Creative Endeavors

Just because you bought into a franchise system that has everything thought out for you doesn't mean you should stop thinking for yourself.
Magazine Contributor
2 min read

This story appears in the January 2003 issue of Entrepreneur. Subscribe »

All innovative entrepreneurs considering starting a business face a tough decision: Should you start your own company--becoming master of all business decisions and champion of personal destiny--or succumb to a franchise's rules, plans and, of course, royalties?

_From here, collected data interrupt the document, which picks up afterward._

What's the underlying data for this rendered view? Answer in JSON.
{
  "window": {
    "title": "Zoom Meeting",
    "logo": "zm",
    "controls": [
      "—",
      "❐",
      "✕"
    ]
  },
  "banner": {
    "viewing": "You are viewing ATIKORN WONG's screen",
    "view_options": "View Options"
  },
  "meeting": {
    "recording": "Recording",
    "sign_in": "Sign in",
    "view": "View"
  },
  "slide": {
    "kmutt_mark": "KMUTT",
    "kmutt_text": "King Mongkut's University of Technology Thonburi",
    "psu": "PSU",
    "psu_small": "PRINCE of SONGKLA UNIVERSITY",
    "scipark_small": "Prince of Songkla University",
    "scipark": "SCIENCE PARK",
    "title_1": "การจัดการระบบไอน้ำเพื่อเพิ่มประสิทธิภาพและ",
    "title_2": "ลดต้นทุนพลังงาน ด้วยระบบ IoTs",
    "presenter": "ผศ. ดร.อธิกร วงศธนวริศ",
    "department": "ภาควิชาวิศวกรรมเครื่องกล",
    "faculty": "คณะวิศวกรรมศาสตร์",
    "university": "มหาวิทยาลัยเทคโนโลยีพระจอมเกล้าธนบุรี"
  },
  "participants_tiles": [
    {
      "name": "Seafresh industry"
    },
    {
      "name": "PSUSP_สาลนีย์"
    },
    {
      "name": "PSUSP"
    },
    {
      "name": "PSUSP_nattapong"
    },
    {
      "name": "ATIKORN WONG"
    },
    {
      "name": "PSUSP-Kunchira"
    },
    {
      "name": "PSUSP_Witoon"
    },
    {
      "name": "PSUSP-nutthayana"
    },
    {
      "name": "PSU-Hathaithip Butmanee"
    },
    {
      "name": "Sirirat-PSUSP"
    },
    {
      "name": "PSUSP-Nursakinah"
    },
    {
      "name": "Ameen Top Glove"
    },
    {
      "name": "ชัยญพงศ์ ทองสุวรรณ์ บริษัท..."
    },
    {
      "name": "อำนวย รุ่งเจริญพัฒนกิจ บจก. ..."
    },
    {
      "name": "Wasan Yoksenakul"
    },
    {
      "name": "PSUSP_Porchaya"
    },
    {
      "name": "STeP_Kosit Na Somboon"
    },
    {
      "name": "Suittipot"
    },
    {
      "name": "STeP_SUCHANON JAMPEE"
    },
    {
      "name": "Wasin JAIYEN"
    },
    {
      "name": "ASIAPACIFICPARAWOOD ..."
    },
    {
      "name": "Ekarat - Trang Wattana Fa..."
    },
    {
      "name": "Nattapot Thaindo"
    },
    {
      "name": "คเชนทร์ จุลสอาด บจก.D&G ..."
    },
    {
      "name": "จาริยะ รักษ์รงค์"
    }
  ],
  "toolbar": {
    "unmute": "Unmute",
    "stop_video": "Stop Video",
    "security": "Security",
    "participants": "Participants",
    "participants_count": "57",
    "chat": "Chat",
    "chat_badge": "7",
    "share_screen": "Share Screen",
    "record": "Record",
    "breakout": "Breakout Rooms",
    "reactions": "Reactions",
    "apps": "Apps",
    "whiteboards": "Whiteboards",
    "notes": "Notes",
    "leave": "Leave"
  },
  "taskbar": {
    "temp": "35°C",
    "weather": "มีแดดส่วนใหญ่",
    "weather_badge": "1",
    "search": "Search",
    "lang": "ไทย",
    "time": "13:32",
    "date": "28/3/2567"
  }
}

Marc Guttman has faced this very dilemma. He co-owns three Navis Logistics Network franchises in the Colorado area--two with his wife, Kathy, and one with his partner, Howard Feldstein. "We could have started our own business and become Marc and Kathy's Pack and Ship," says Guttman, 54. "But the concept of franchising was more appealing because I didn't know how to start a business. I just knew I wanted to do it."

Guttman found he didn't have to sacrifice his creativity to gain guidance when he heard a radio ad mentioning the sale of seats from the now-demolished Mile High Stadium, the former home of the Denver Broncos. He realized these seats would need to be packaged and delivered, and his company wound up being the exclusive shipping company for the project.

Guttman isn't the only example of this new breed of creative franchisees. Felix Mirando, 42, found his franchise system, Heavenly Ham, allowed flexibility when he developed the "box lunch," a ready-made lunch meal catering to nearby large corporations. "I recognized the potential for offering catered lunch packages," says Mirando.

So what's the downside of franchising? Royalty payments, both entrepreneurs agree. Royalties cut into your profits and usually come off the top. Guttman also cautions that franchisors "have the right to stick their nose in every part of [your] business."

Still, Guttman's Mile High triumph validates his decision to purchase a franchise. "I went to my franchisor and said, 'I've got this potential piece of business, and I need some help,'" says Guttman. "I could not have done that job without the help of the franchisor."